Abstracts

Rationale: MicroRNAs are critical elements in regulating gene expression in the normal brain, as well as in many neurological conditions. However, the role of genetic variation in microRNA-related genes in neurological disorders is still poorly understood. In this study, we aim to assess the contribution of rare and ultra-rare variants in microRNA-related loci to the genetic predisposition of the common epilepsies.  Methods: We performed a case-control sequencing study using a panel to capture hairpin microRNA loci, 3'UTR microRNA targets, and the coding region of genes involved in microRNA biogenesis. We studied a large cohort of 2,041 unrelated patients, with different types of epilepsy, in comparison with 2,082 ethnically matched controls. We performed association tests using two approaches, a gene-based collapsing analysis and the optimal sequence kernel association test (SKAT-O).  Results: The collapsing analysis failed to identify single genes with a genome-wide significant level of variant excess in cases relative to controls. However, in the geneset-based collapsing, we noted suggestive signal in the form of i) an excess of ultra-rare variants and ii) loss-of-function variants in patients with non-lesional focal epilepsy. These were in the 3'UTR of genes previously identified in monogenic forms of epilepsies (OR=2.04, p=0.039) and in genes involved in the biogenesis of microRNAs (OR=8.1, p=0.046), respectively.

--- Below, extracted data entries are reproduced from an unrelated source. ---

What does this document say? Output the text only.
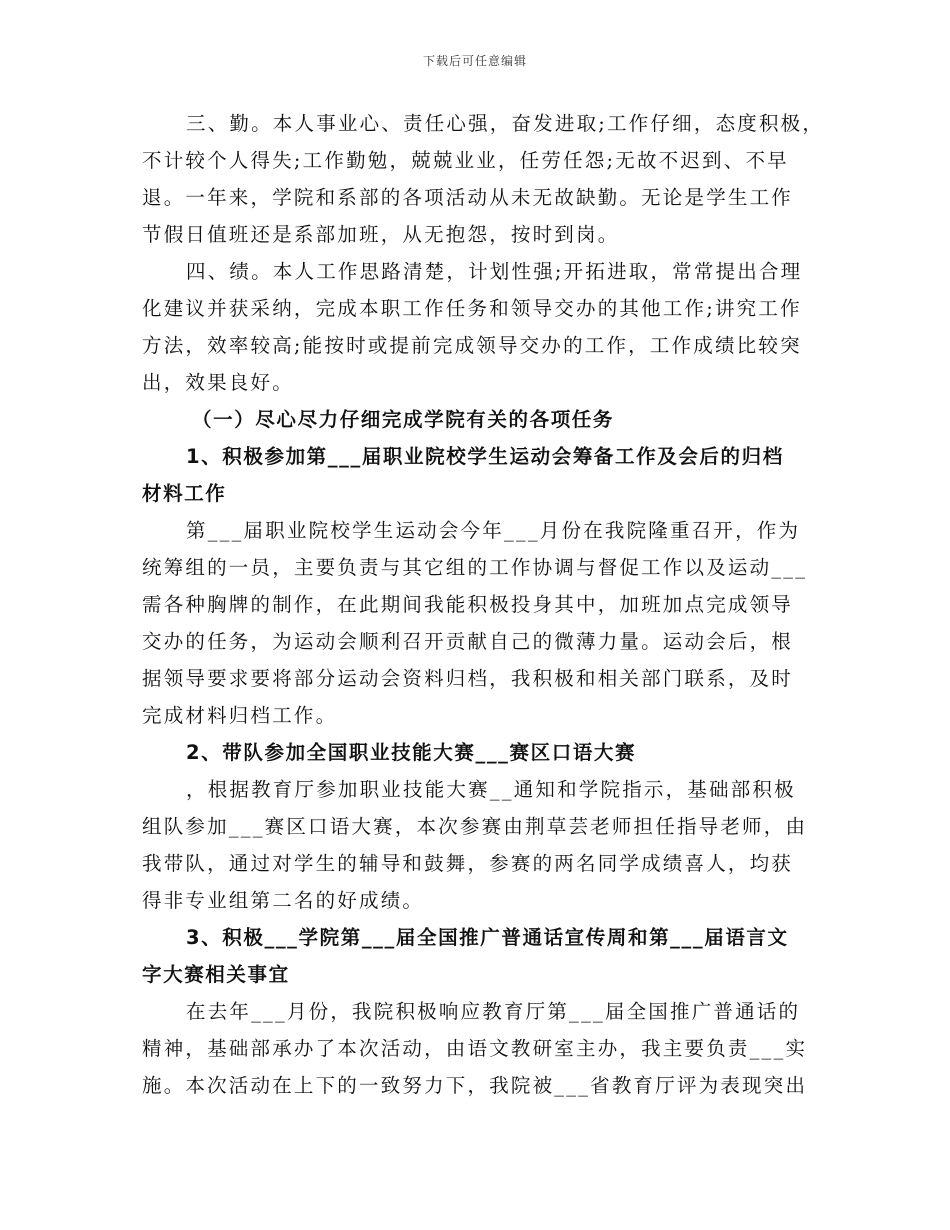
下载后可任意编辑
三、勤。本人事业心、责任心强，奋发进取;工作仔细，态度积极，
不计较个人得失;工作勤勉，兢兢业业，任劳任怨;无故不迟到、不早
退。一年来，学院和系部的各项活动从未无故缺勤。无论是学生工作
节假日值班还是系部加班，从无抱怨，按时到岗。
四、绩。本人工作思路清楚，计划性强;开拓进取，常常提出合理
化建议并获采纳，完成本职工作任务和领导交办的其他工作;讲究工作
方法，效率较高;能按时或提前完成领导交办的工作，工作成绩比较突
出，效果良好。
（一）尽心尽力仔细完成学院有关的各项任务
1、积极参加第___届职业院校学生运动会筹备工作及会后的归档
材料工作
第___届职业院校学生运动会今年___月份在我院隆重召开，作为
统筹组的一员，主要负责与其它组的工作协调与督促工作以及运动___
需各种胸牌的制作，在此期间我能积极投身其中，加班加点完成领导
交办的任务，为运动会顺利召开贡献自己的微薄力量。运动会后，根
据领导要求要将部分运动会资料归档，我积极和相关部门联系，及时
完成材料归档工作。
2、带队参加全国职业技能大赛___赛区口语大赛
，根据教育厅参加职业技能大赛__通知和学院指示，基础部积极
组队参加___赛区口语大赛，本次参赛由荆草芸老师担任指导老师，由
我带队，通过对学生的辅导和鼓舞，参赛的两名同学成绩喜人，均获
得非专业组第二名的好成绩。
3、积极___学院第___届全国推广普通话宣传周和第___届语言文
字大赛相关事宜
在去年___月份，我院积极响应教育厅第___届全国推广普通话的
精神，基础部承办了本次活动，由语文教研室主办，我主要负责___实
施。本次活动在上下的一致努力下，我院被___省教育厅评为表现突出
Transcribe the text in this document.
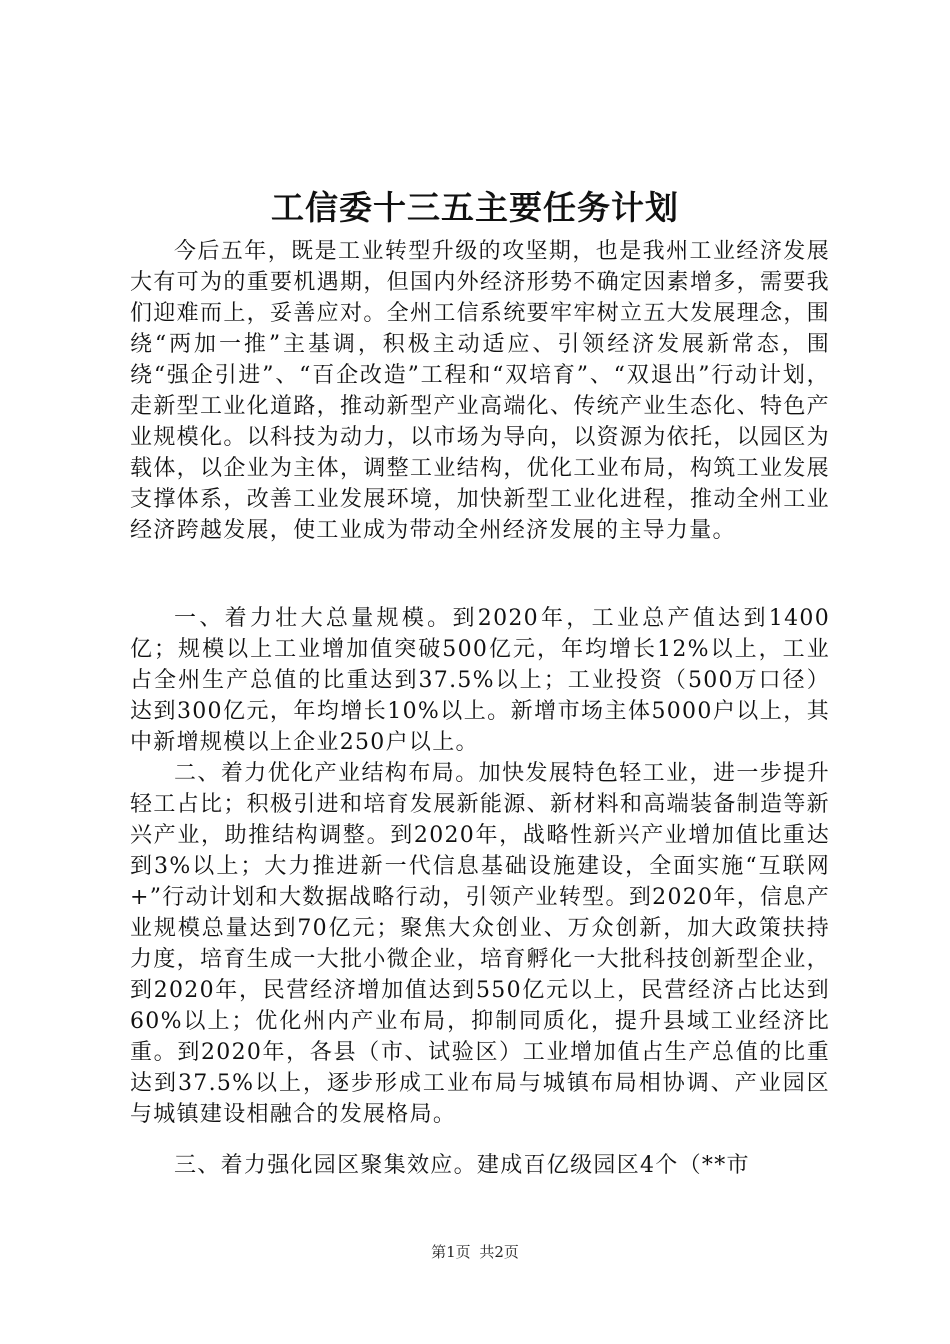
工信委十三五主要任务计划

今后五年，既是工业转型升级的攻坚期，也是我州工业经济发展大有可为的重要机遇期，但国内外经济形势不确定因素增多，需要我们迎难而上，妥善应对。全州工信系统要牢牢树立五大发展理念，围绕“两加一推”主基调，积极主动适应、引领经济发展新常态，围绕“强企引进”、“百企改造”工程和“双培育”、“双退出”行动计划，走新型工业化道路，推动新型产业高端化、传统产业生态化、特色产业规模化。以科技为动力，以市场为导向，以资源为依托，以园区为载体，以企业为主体，调整工业结构，优化工业布局，构筑工业发展支撑体系，改善工业发展环境，加快新型工业化进程，推动全州工业经济跨越发展，使工业成为带动全州经济发展的主导力量。

一、着力壮大总量规模。到2020年，工业总产值达到1400亿；规模以上工业增加值突破500亿元，年均增长12%以上，工业占全州生产总值的比重达到37.5%以上；工业投资（500万口径）达到300亿元，年均增长10%以上。新增市场主体5000户以上，其中新增规模以上企业250户以上。

二、着力优化产业结构布局。加快发展特色轻工业，进一步提升轻工占比；积极引进和培育发展新能源、新材料和高端装备制造等新兴产业，助推结构调整。到2020年，战略性新兴产业增加值比重达到3%以上；大力推进新一代信息基础设施建设，全面实施“互联网+”行动计划和大数据战略行动，引领产业转型。到2020年，信息产业规模总量达到70亿元；聚焦大众创业、万众创新，加大政策扶持力度，培育生成一大批小微企业，培育孵化一大批科技创新型企业，到2020年，民营经济增加值达到550亿元以上，民营经济占比达到60%以上；优化州内产业布局，抑制同质化，提升县域工业经济比重。到2020年，各县（市、试验区）工业增加值占生产总值的比重达到37.5%以上，逐步形成工业布局与城镇布局相协调、产业园区与城镇建设相融合的发展格局。

三、着力强化园区聚集效应。建成百亿级园区4个（**市

第1页 共2页
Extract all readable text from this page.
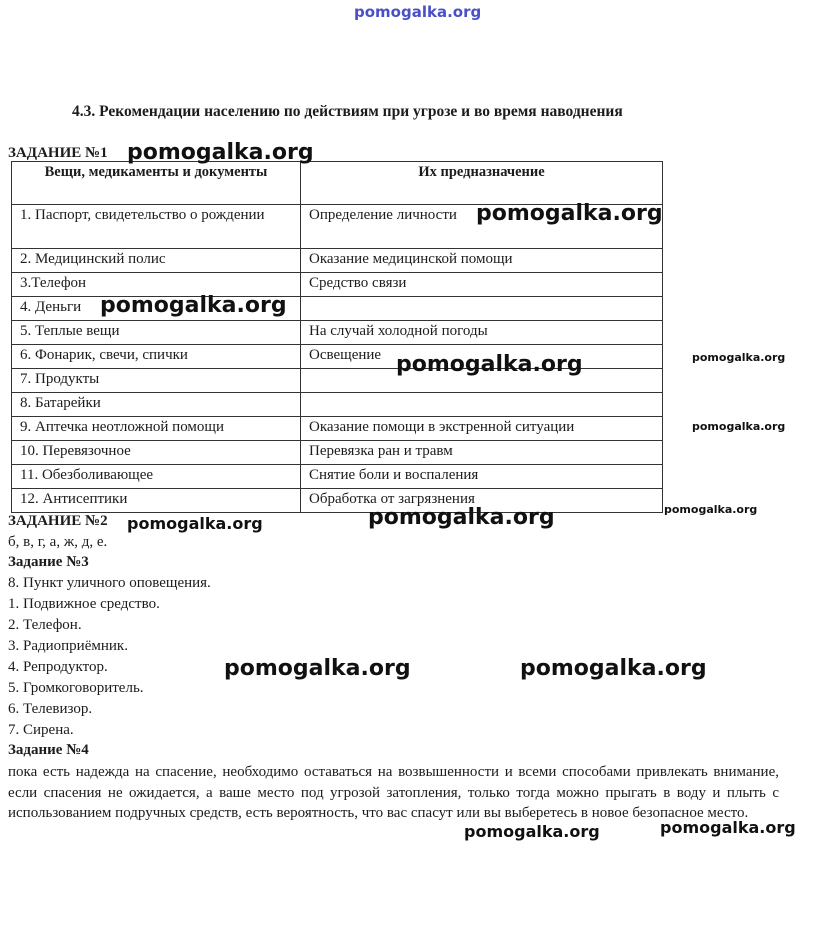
pomogalka.org
4.3. Рекомендации населению по действиям при угрозе и во время наводнения
ЗАДАНИЕ №1
Вещи, медикаменты и документы	Их предназначение
1. Паспорт, свидетельство о рождении	Определение личности
2. Медицинский полис	Оказание медицинской помощи
3.Телефон	Средство связи
4. Деньги	
5. Теплые вещи	На случай холодной погоды
6. Фонарик, свечи, спички	Освещение
7. Продукты	
8. Батарейки	
9. Аптечка неотложной помощи	Оказание помощи в экстренной ситуации
10. Перевязочное	Перевязка ран и травм
11. Обезболивающее	Снятие боли и воспаления
12. Антисептики	Обработка от загрязнения
ЗАДАНИЕ №2
б, в, г, а, ж, д, е.
Задание №3
8. Пункт уличного оповещения.
1. Подвижное средство.
2. Телефон.
3. Радиоприёмник.
4. Репродуктор.
5. Громкоговоритель.
6. Телевизор.
7. Сирена.
Задание №4
пока есть надежда на спасение, необходимо оставаться на возвышенности и всеми способами привлекать внимание, если спасения не ожидается, а ваше место под угрозой затопления, только тогда можно прыгать в воду и плыть с использованием подручных средств, есть вероятность, что вас спасут или вы выберетесь в новое безопасное место.
pomogalka.org
pomogalka.org
pomogalka.org
pomogalka.org	pomogalka.org
pomogalka.org
pomogalka.org
pomogalka.org
pomogalka.org
pomogalka.org	pomogalka.org
pomogalka.org	pomogalka.org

In addition, SKAT-O showed statically significant associations, after correction for multiple comparisons, for rare variants in patients with non-lesional focal epilepsy: C5orf30, p=0.014; ILF3, p=0.014; DDX6, p=0.048; and HNRNPU, p=0.0068; in patients with mesial temporal lobe epilepsy with hippocampal sclerosis: GRIN2A, p=0.017; and in patients with genetic generalized epilepsy: PBX3, p=0.0002. Furthermore, the in-silico analysis of the 3'UTRs of the genes with significant association signals reveals that the predicted miRNAs binding sites are disrupted by the rare variants identified.  Conclusions: Thus, our results provide suggestive evidence that DNA sequencing variants in microRNA-related loci may play a role in the genetic predisposition of the common epilepsies.  Funding: This study was supported by the European Union´s ‘Seventh Framework’ Programme (FP7) under Grant Agreement # 602103.